Nausea involves an upset stomach with the feeling that one may vomit, while cold sweat is a clammy dampness on the skin that doesn't feel the same as warm perspiration after exercise. Nausea and cold sweat experienced together can be caused by many different conditions. Some of the most common causes of cold sweat and nausea are low blood sugar, menopause, nightmares, fear, anxiety and migraines.
Migraines are chronic types of headaches experienced by some people, usually on a regular basis. Oftentimes, the pain is only on one side of the head, but it may be mild, moderate or severe in intensity. A person suffering a migraine headache may experience cold sweat and nausea.
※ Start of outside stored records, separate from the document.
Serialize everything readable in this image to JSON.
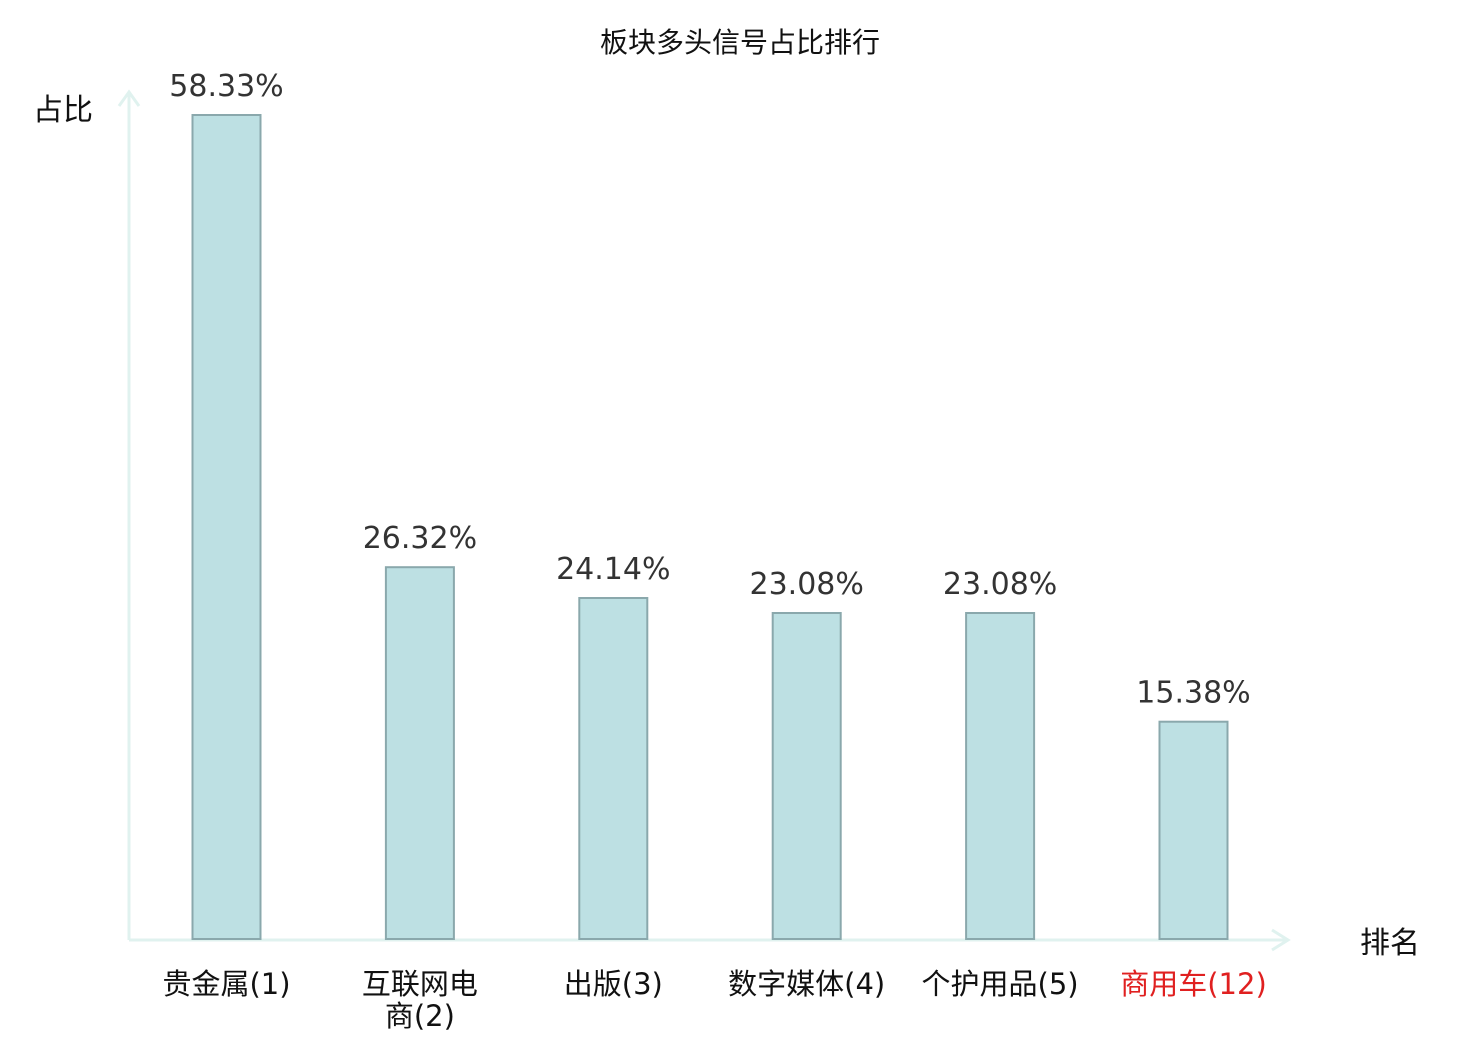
{
  "colors": {
    "bar_fill": "#bde0e3",
    "bar_stroke": "#8aa8ac",
    "axis": "#e0f2ef",
    "highlight_label": "#e02020",
    "text": "#111111",
    "value_text": "#333333"
  },
  "chart_data": {
    "type": "bar",
    "title": "板块多头信号占比排行",
    "xlabel": "排名",
    "ylabel": "占比",
    "ylim": [
      0,
      60
    ],
    "grid": false,
    "categories": [
      {
        "name_lines": [
          "贵金属"
        ],
        "rank": "(1)",
        "highlight": false
      },
      {
        "name_lines": [
          "互联网电",
          "商"
        ],
        "rank": "(2)",
        "highlight": false
      },
      {
        "name_lines": [
          "出版"
        ],
        "rank": "(3)",
        "highlight": false
      },
      {
        "name_lines": [
          "数字媒体"
        ],
        "rank": "(4)",
        "highlight": false
      },
      {
        "name_lines": [
          "个护用品"
        ],
        "rank": "(5)",
        "highlight": false
      },
      {
        "name_lines": [
          "商用车"
        ],
        "rank": "(12)",
        "highlight": true
      }
    ],
    "values": [
      58.33,
      26.32,
      24.14,
      23.08,
      23.08,
      15.38
    ],
    "value_labels": [
      "58.33%",
      "26.32%",
      "24.14%",
      "23.08%",
      "23.08%",
      "15.38%"
    ]
  }
}
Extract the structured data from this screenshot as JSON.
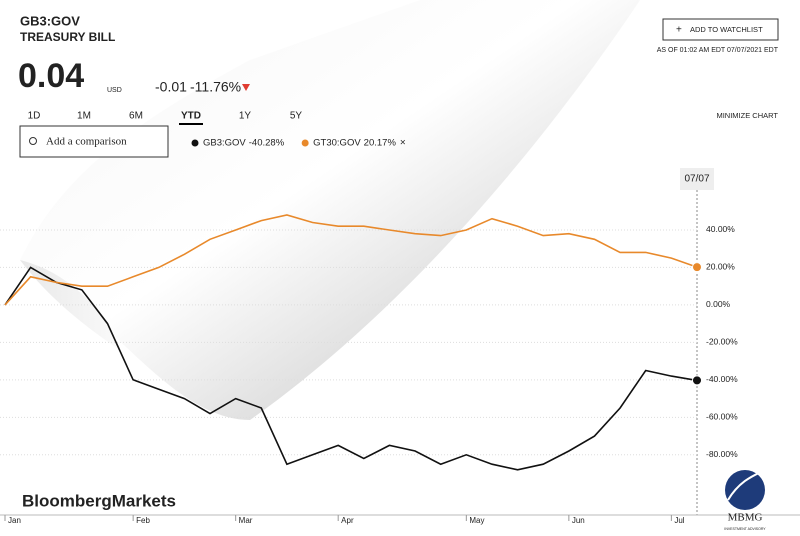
{
  "header": {
    "ticker": "GB3:GOV",
    "name": "TREASURY BILL",
    "price": "0.04",
    "currency": "USD",
    "change": "-0.01",
    "change_pct": "-11.76%",
    "watchlist_button": "ADD TO WATCHLIST",
    "as_of": "AS OF 01:02 AM EDT 07/07/2021 EDT"
  },
  "ranges": [
    "1D",
    "1M",
    "6M",
    "YTD",
    "1Y",
    "5Y"
  ],
  "active_range": "YTD",
  "minimize": "MINIMIZE CHART",
  "comparison_placeholder": "Add a comparison",
  "cursor_date": "07/07",
  "watermark": "BloombergMarkets",
  "logo": {
    "name": "MBMG",
    "tagline": "INVESTMENT ADVISORY"
  },
  "chart_data": {
    "type": "line",
    "categories": [
      "Jan",
      null,
      null,
      null,
      null,
      "Feb",
      null,
      null,
      null,
      "Mar",
      null,
      null,
      null,
      "Apr",
      null,
      null,
      null,
      null,
      "May",
      null,
      null,
      null,
      "Jun",
      null,
      null,
      null,
      "Jul",
      null
    ],
    "series": [
      {
        "name": "GB3:GOV",
        "change": "-40.28%",
        "color": "#111111",
        "values": [
          0,
          20,
          12,
          8,
          -10,
          -40,
          -45,
          -50,
          -58,
          -50,
          -55,
          -85,
          -80,
          -75,
          -82,
          -75,
          -78,
          -85,
          -80,
          -85,
          -88,
          -85,
          -78,
          -70,
          -55,
          -35,
          -38,
          -40.28
        ]
      },
      {
        "name": "GT30:GOV",
        "change": "20.17%",
        "color": "#e8892b",
        "values": [
          0,
          15,
          12,
          10,
          10,
          15,
          20,
          27,
          35,
          40,
          45,
          48,
          44,
          42,
          42,
          40,
          38,
          37,
          40,
          46,
          42,
          37,
          38,
          35,
          28,
          28,
          25,
          20.17
        ]
      }
    ],
    "ylim": [
      -110,
      70
    ],
    "yticks": [
      {
        "value": 40,
        "label": "40.00%"
      },
      {
        "value": 20,
        "label": "20.00%"
      },
      {
        "value": 0,
        "label": "0.00%"
      },
      {
        "value": -20,
        "label": "-20.00%"
      },
      {
        "value": -40,
        "label": "-40.00%"
      },
      {
        "value": -60,
        "label": "-60.00%"
      },
      {
        "value": -80,
        "label": "-80.00%"
      }
    ],
    "grid": true
  }
}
Other common migraine symptoms include dizziness, plus sensitivity to light and noise.
Feelings of anxiety and fear are common causes of nausea and cold sweat. If a person becomes stressed about something to the point of extreme worry, anxiety or fear, he or she may experience nausea and an upset stomach as well as chilled, clammy skin. The body's natural response to a fear, or phobia, that must be faced can also cause cold sweat and nausea. For example, if someone who is extremely afraid of needles has to get a blood test, he or she may become so anxious and worried that these feelings might cause nausea as well as cold sweat. If the symptoms become severe, this may even lead to fainting.
Nightmares, or bad dreams during sleep, are also connected to cold sweat and nausea. A person's body may react this way upon awakening after a dream. Cold sweat during sleep may not be related to dreams, but rather to night sweats. Night sweats are very common in women in menopause. Menopause is the natural stoppage of menstrual periods that occurs as part of the aging process for women.
Nausea as well as tender muscles are other symptoms of menopause that often accompany night sweats. Cold sweats with nausea during the night may also signal a disease or an infection. Night sweats, with or without nausea, should be reported to a doctor for further examination.
For diabetics, a common cause of cold sweat that is often accompanied by nausea, along with other signs such as shaking and confusion, is low blood sugar. People who aren't diabetic typically won't have their blood sugar dip low enough to cause such severe symptoms. Low blood glucose, or sugar, is medically known as hypoglycemia. When diabetics experience symptoms such as cold sweat and nausea, they should use a blood sugar monitor to check their glucose level. Consuming sugar tablets, orange juice, candy or other sweeteners if the body's glucose level is much too low will usually bring it back up to a reasonable level.